"Once upon a time—that is the way, I believe, to begin a pretty story— there were four men-of-war idling about a certain harbour of Samoa. One of the vessels was the flag-ship, with its admiral on board. On one of the other vessels was an officer who had years before explored this harbour. It was the hurricane season. He advised the admiral not to enter the harbour, for the indications foretold a gale, and himself was not sure that his chart was in all respects correct, for the harbour had been hurriedly explored and sounded. But the admiral gave orders, and they sailed in.
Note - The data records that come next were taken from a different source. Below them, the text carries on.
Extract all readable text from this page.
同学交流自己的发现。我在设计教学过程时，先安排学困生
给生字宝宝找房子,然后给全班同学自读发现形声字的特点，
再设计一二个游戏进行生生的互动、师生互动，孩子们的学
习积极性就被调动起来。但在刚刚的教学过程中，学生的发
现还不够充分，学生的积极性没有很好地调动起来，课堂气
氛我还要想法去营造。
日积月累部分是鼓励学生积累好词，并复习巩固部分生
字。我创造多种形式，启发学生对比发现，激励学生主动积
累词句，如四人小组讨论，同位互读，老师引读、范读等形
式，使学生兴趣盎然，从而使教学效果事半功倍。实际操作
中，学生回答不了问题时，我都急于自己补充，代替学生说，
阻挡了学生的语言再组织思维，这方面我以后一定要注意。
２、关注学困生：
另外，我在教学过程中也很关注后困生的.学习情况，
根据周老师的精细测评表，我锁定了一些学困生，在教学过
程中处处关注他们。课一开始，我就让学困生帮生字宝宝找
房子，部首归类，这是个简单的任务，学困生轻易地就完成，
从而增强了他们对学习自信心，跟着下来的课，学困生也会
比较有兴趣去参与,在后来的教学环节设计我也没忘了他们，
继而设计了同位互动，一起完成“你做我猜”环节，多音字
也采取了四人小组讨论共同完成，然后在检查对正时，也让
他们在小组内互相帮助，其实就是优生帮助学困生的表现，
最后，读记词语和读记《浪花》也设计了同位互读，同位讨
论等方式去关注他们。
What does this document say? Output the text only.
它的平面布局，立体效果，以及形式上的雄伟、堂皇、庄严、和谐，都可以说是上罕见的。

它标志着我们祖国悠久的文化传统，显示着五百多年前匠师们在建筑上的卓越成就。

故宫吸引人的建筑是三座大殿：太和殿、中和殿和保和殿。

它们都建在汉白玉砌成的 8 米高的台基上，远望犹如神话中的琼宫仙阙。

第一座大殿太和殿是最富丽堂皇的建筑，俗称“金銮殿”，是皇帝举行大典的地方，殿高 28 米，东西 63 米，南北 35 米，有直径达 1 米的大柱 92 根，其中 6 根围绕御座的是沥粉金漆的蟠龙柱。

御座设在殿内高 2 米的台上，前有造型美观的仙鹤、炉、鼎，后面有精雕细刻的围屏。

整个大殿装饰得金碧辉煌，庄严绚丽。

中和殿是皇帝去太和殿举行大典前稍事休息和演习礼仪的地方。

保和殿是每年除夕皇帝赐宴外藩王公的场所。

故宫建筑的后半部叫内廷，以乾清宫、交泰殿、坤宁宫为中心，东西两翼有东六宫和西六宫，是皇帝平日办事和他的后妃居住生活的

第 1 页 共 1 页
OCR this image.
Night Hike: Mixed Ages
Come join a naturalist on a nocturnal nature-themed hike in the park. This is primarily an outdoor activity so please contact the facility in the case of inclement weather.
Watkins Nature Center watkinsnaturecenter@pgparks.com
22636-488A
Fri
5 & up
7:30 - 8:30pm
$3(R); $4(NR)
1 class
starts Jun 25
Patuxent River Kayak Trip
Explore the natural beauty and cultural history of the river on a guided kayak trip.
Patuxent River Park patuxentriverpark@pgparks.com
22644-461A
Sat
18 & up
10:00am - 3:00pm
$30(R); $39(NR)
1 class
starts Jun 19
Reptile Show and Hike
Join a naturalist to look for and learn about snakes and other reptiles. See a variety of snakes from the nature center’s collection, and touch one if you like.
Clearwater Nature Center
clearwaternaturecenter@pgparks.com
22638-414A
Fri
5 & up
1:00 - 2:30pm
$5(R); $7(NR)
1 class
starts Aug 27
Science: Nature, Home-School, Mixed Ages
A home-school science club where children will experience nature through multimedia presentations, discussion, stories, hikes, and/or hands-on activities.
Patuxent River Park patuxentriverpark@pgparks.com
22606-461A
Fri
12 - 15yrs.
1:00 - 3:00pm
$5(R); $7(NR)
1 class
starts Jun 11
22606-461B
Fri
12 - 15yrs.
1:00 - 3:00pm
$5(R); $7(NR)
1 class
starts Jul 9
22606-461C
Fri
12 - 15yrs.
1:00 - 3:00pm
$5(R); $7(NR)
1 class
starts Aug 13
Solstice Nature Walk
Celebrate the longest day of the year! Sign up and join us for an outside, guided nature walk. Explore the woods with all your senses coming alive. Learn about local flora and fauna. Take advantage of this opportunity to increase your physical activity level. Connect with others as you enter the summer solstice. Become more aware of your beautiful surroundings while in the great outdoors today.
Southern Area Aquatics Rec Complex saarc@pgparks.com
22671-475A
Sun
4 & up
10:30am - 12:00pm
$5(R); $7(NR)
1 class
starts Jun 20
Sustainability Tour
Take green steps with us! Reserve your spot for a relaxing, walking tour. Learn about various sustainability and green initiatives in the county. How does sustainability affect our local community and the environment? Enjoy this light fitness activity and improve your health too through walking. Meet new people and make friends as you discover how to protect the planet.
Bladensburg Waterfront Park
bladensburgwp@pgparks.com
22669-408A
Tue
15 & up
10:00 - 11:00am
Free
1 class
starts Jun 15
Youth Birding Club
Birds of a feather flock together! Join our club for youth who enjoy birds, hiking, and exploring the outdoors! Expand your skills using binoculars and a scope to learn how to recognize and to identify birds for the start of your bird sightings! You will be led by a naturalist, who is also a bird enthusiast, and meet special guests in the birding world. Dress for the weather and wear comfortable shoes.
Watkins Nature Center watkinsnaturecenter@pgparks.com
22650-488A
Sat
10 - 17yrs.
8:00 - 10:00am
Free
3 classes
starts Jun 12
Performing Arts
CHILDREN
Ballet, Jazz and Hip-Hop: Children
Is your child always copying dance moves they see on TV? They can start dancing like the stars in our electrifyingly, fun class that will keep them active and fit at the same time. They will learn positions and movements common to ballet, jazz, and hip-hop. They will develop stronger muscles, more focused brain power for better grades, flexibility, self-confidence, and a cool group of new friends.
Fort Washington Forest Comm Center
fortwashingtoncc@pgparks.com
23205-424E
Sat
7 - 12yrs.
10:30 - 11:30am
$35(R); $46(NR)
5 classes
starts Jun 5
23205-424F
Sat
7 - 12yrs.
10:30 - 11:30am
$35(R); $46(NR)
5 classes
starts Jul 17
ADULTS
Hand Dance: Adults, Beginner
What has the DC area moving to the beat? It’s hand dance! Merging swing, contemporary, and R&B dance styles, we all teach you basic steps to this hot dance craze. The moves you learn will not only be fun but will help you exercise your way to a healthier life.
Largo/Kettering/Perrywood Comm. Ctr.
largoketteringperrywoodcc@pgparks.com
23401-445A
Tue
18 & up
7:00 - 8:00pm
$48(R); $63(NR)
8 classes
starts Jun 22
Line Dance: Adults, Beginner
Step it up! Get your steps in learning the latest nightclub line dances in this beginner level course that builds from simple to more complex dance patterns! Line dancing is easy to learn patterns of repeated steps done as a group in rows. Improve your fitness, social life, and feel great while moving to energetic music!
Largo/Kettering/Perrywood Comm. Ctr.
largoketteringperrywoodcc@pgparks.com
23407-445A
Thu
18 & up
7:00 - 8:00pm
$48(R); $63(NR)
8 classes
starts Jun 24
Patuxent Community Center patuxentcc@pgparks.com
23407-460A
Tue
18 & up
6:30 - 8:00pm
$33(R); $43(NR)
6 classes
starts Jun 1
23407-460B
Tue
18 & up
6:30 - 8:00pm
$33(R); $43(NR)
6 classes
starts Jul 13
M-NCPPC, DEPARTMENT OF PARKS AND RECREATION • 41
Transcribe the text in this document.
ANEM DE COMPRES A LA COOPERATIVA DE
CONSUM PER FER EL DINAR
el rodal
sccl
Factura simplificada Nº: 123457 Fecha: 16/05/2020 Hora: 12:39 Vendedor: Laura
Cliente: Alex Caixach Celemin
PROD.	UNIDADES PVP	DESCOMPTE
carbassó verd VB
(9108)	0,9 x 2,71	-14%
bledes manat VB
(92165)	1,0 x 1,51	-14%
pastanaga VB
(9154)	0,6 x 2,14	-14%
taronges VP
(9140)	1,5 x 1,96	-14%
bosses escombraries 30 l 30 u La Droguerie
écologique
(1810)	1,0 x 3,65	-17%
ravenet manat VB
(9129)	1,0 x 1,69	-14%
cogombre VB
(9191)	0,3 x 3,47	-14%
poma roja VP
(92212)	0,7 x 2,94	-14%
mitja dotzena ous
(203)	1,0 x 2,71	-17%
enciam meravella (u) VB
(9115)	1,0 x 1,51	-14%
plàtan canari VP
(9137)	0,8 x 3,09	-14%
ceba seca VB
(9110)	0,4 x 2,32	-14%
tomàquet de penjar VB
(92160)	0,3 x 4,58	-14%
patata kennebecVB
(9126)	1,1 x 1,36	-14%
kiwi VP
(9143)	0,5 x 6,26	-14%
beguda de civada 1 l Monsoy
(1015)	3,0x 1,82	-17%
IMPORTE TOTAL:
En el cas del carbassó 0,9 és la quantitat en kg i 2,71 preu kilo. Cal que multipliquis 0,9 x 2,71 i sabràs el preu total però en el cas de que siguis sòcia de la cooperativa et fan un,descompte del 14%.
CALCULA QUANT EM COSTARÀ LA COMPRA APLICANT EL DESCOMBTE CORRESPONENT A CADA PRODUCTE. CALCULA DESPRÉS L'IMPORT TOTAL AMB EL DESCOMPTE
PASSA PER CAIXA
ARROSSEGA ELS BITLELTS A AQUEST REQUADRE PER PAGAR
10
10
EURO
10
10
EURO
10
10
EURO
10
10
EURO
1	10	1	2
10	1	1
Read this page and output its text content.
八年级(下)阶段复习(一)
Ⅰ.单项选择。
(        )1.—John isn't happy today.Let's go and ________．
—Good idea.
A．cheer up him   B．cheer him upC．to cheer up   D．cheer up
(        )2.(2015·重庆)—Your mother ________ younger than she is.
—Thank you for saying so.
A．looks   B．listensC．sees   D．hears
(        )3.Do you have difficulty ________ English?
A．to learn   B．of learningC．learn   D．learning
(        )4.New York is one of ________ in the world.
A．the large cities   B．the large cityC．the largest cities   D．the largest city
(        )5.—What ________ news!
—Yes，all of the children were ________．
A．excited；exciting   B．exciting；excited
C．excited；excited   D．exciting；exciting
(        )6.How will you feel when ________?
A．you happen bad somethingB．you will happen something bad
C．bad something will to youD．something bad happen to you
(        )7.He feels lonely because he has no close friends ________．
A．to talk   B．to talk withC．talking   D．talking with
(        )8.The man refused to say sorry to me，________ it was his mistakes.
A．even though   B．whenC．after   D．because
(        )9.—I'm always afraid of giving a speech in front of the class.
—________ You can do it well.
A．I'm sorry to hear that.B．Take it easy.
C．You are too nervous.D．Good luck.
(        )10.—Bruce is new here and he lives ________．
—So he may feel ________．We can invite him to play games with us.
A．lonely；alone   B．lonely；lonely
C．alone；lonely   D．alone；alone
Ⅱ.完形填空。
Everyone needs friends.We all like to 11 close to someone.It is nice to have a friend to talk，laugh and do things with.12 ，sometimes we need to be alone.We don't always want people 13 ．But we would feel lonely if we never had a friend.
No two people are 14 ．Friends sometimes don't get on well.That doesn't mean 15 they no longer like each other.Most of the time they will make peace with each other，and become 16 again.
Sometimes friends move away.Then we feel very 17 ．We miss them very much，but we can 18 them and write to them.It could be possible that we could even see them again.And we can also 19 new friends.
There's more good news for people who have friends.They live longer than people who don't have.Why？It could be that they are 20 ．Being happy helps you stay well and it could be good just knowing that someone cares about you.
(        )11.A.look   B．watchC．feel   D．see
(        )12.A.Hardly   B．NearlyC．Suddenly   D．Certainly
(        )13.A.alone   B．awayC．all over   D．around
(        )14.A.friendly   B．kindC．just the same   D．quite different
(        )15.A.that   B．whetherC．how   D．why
"That day a tremendous hurricane came crying down upon Samoa. It swept across the island, levelled forests of cocoa palms, battered villages to pieces, caught that little fleet in the harbour, and played with it in a horrible madness. To right and left were reefs, behind was the shore, with a monstrous surf rolling in; before was a narrow passage. One vessel made its way out—on it was the officer who had surveyed the harbour. In the open sea there was safety. He brought his vessel down the coast a little distance, put a rope about him and in the wild surf made for the shore. I believe he could have been court-martialled for leaving his ship, but he was a man who had taken a great many risks of one kind and another in his time. It was one chance out of a hundred; but he made it—he got to the shore, travelled down to the harbour where the men-of-war were careening towards the reefs, unable to make the passage out, and once again he tied a rope about him and plunged into the surf to try for the admiral's ship. He got there terribly battered. They tell how a big wave lifted him and landed him upon the quarter-deck just as big waves are not expected to do. Well, like the hero in any melodrama of the kind, he very prettily piloted monsieur the admiral and his fleet out to the open sea."

She paused, smiling in an inscrutable sort of way, then turned and said with a sudden softness in her voice, though still with the air of one who wished not to be taken with too great a seriousness: "And, ladies and gentlemen, the name of the ship that led the way was the 'Porcupine'; and the name of the hero was Commander Galt Roscoe, R.N.; and 'of such is the kingdom of heaven!'"

There was silence for a moment. The tale had been told adroitly, and with such tact as to words that Roscoe could not take offence—need not, indeed, as he did not, I believe, feel any particular self-consciousness. I am not sure but he was a little glad that such evidence should have been given at the moment, when a kind of restraint had come between him and Ruth, by one who he had reason to think was not wholly his friend might be his enemy. It was a kind of offset to his premonitions and to the peril over which he might stumble at any moment.

To me the situation was almost inexplicable; but the woman herself was inexplicable: at this moment the evil genius of us all, at that doing us all a kind of crude, superior justice. I was the first to speak.

"Roscoe," I said, "I never had heard of this, although I remember the circumstance as told in the newspapers. But I am glad and proud that I have a friend with such a record."

"And, only think," said Mrs. Falchion, "he actually was not court- martialled for abandoning his ship to save an admiral and a fleet. But the ways of the English Admiralty are wonderful. They go out of their way to avoid a court-martial sometimes, and they go out of their way to establish it sometimes."

By this time we had started towards the mill. Roscoe walked ahead with Ruth Devlin. Mr. Devlin, Mrs. Falchion, Justine Caron and myself walked together.

Mrs. Falchion presently continued, talking, as it seemed to me, at the back of Roscoe's head:

"I have known the Admiralty to force an officer to resign the navy because he had married a native wife. But I never knew the Admiralty to court-martial an officer because he did not marry a native wife whom he OUGHT to have married: but, as I said, the ways of the Admiralty are past admiration."